Second Opinion: ‘Pay for Performance?’ Thanks, I’ll Pass.

March 1, 2007

Ready for pay-for-performance? This West Virginia internist says, “No thanks.”


The economics of healthcare have changed dramatically over the past several decades; today, physicians are paid less for doing more while the CEOs of large insurance companies make millions.

Medicare, meanwhile, is ailing. Its costs are projected to more than double over the next decade. This despite hundreds of pages of regulations that create price controls known as the “physician fee schedule,” coding initiatives that criminalize physicians for normal business behavior, and annual physician pay cuts.

Medicare’s finances are so bad that in 2006, for the first time, the government simply refused to pay both hospital and physician bills from September 22 through September 30 until the next fiscal year.

One Medicare cost-control scheme is “pay for performance,” often called P4P. In December 2005, the AMA cut a deal with congressional leaders to develop “performance measures” for the P4P program. The program will redistribute funding to those who best subordinate their medical judgment to the mandated protocols and guidelines. Pilot programs are already in place in nearly every state, and the second annual National Pay for Performance Summit was held in February. The AMA is advising physicians to “begin to learn how to do this in your practice.”

Medicare’s program is based on so-called evidence-based medicine and “clinical practice guidelines,” none of which have been tested or validated to show that they do in fact improve patient care. No randomized controlled trials are ongoing.

Medicare’s P4P program requires compliance with arbitrary rules. But the goals of compliance and those of excellent patient care are entirely different. Patients with multiple diseases who must take a number of different drugs require the creative insight of an experienced physician, not a technician following guidelines.

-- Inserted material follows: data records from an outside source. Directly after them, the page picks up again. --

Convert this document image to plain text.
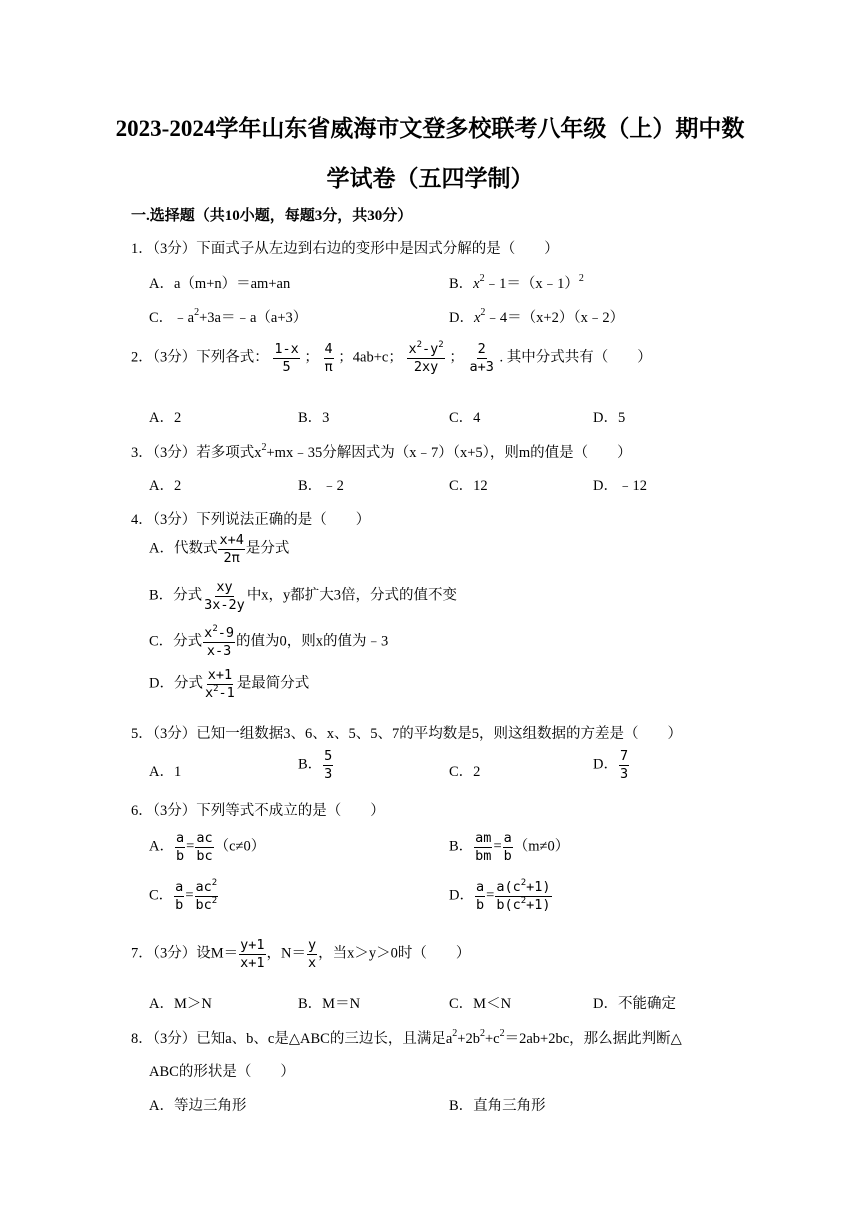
2023-2024学年山东省威海市文登多校联考八年级（上）期中数
学试卷（五四学制）
一.选择题（共10小题，每题3分，共30分）
1．（3分）下面式子从左边到右边的变形中是因式分解的是（　　）
A．a（m+n）＝am+an	B．$x^2﹣1=(x﹣1)^2$
C．$﹣a^2+3a=﹣a(a+3)$	D．$x^2﹣4=(x+2)(x﹣2)$
2．（3分）下列各式： $\frac{1-x}{5}$ ； $\frac{4}{\pi}$ ；4ab+c； $\frac{x^2-y^2}{2xy}$ ； $\frac{2}{a+3}$ . 其中分式共有（　　）
A．2	B．3	C．4	D．5
3．（3分）若多项式$x^2+mx﹣35$分解因式为（x﹣7）（x+5），则m的值是（　　）
A．2	B．﹣2	C．12	D．﹣12
4．（3分）下列说法正确的是（　　）
A．代数式 $\frac{x+4}{2\pi}$ 是分式
B．分式 $\frac{xy}{3x-2y}$ 中x，y都扩大3倍，分式的值不变
C．分式 $\frac{x^2-9}{x-3}$ 的值为0，则x的值为﹣3
D．分式 $\frac{x+1}{x^2-1}$ 是最简分式
5．（3分）已知一组数据3、6、x、5、5、7的平均数是5，则这组数据的方差是（　　）
A．1	B． $\frac{5}{3}$	C．2	D． $\frac{7}{3}$
6．（3分）下列等式不成立的是（　　）
A． $\frac{a}{b} = \frac{ac}{bc} (c\ne 0)$	B． $\frac{am}{bm} = \frac{a}{b} (m\ne 0)$
C． $\frac{a}{b} = \frac{ac^2}{bc^2}$	D． $\frac{a}{b} = \frac{a(c^2+1)}{b(c^2+1)}$
7．（3分）设$M= \frac{y+1}{x+1}$ ，$N= \frac{y}{x}$ ，当x＞y＞0时（　　）
A．M＞N	B．M＝N	C．M＜N	D．不能确定
8．（3分）已知a、b、c是△ABC的三边长，且满足$a^2+2b^2+c^2=2ab+2bc$，那么据此判断△
ABC的形状是（　　）
A．等边三角形	B．直角三角形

Other American businesses have experimented with P4P-like programs, and they have subsequently rejected them. For example, Hewlett-Packard adopted a P4P program in the early 1990s but dropped it within three years. A big frustration for the employees was that factors outside of their control affected their pay. The same thing will happen with Medicare’s P4P: Patient noncompliance is a major factor in determining outcomes, and that is largely out of doctors’ hands.

P4P will be expensive. The British National Health Service instituted P4P in 2004, but it led to unprecedented costs. Using “incentives” to rig the system has failed to cap increasing costs.

Many physicians see P4P as a pretense for economic credentialing, and they suspect it will lead to increased paperwork, higher expenses, less revenue, less time for patient care, and a broken patient-physician relationship. Like the HP employees, they fear being rated and paid for measures and outcomes over which they have no control. In addition, P4P places physicians at financial and legal risk for treating the very sick, so they will have an incentive to game the system to avoid sicker patients - the very ones who have the greatest need for their care.

As one observer notes, the whole point of P4P seems to be getting patients and physicians out of the business of making medical decisions. It’s not a new idea. Former Secretary of Health, Education, and Welfare Joseph A. Califano remarked in 1988 that “medicine is too important to be left to doctors and politicians.” Jane Orient, MD, of the Association of American Physicians and Surgeons, suggests that the ultimate end of P4P appears to be not the life of the patient but the death of medicine.

Will all this really benefit our patients?

Dr. Arnett is a practicing internist who lives in Helvetia, West Virginia. His comments are his own and do not necessarily reflect the views of Physicians Practice.